In the future, we will contribute widely to academia by inviting first-class researchers in basic mathematics from around the world. At the same time, we will train young researchers to approach and solve various issues by applying the latest modern mathematical methods in partnership with other research organizations in various fields.
(*1)From the title of an article by Eugene Wigner (1902-1995). Wigner was an American physicist, who was born in Hungary and moved to the United States in 1930. In 1963, he was awarded the Nobel Prize in Physics for his work on the structure of atomic nuclei and subatomic particles.
(*2)Profile of Masato Wakayama: Graduated from Tokyo University of Science in 1978 and completed a doctoral course at Hiroshima University's Graduate School of Science in 1985 (Doctor of Science). Before becoming a Research Principal of NTT Fundamental Mathematics on October 1, 2021, he had held many other academic positions: an associate professor at Tottori University and Kyushu University, a visiting researcher at the Department of Mathematics, Princeton University, Professor, Distinguished Professor in Mathematics, Dean of the Graduate School of Mathematics, Kyushu University, the first Director of the Institute of Mathematics for Industry, Executive Vice President of Kyushu University, and Vice President and Professor of Tokyo University of Science. He is also a Principal Fellow of CRDS (Center for Research and Development Strategy, Japan Science and Technology Agency), and a Professor Emeritus of Kyushu University. He specializes in representation theory and number theory.

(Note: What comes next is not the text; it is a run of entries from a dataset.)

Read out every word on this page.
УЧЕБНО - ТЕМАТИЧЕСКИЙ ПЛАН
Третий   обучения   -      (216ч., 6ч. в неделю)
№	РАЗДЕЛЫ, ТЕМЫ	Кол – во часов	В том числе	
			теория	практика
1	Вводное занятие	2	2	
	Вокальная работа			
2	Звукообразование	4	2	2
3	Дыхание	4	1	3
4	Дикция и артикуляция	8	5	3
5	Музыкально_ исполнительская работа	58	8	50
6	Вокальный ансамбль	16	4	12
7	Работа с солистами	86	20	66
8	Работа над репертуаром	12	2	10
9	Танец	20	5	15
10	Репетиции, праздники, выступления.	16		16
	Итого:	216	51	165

Recently, he has been pursuing to clarify the mathematical structure of quantum interactions such as asymmetric quantum Rabi models in relation to the problems of the Riemann hypothesis and arithmetic geometry.
(*3)Riemann hypothesis: A conjecture that the nontrivial zeros of the Riemann zeta function (the points on the complex plane where the value of this function is zero) are confined to complex numbers whose real part is 1/2. The hypothesis was put forward in 1859 by the German mathematician Bernhard Riemann (1826-1866), after whom it is named. It is known to be equivalent to the "ultimate prime number theorem" (i.e., the ultimate enumeration of prime numbers) in the sense that the distribution of prime numbers cannot be expected to be any greater than this. The Riemann hypothesis is reckoned to be one of the most important unsolved problems in number theory.
(*4)Langlands conjectures: Also known as the Langlands program, this is a very broad collection of conjectures (1967, 1970) proposed by the Canadian mathematician Robert Langlands (1936-) that have only been partially resolved. It is said that solving all of them will lead to a grand unified theory of mathematics, and mathematicians around the world are studying them deeply from various perspectives. These sustained efforts of many mathematicians have greatly facilitated the progress of mathematics so far.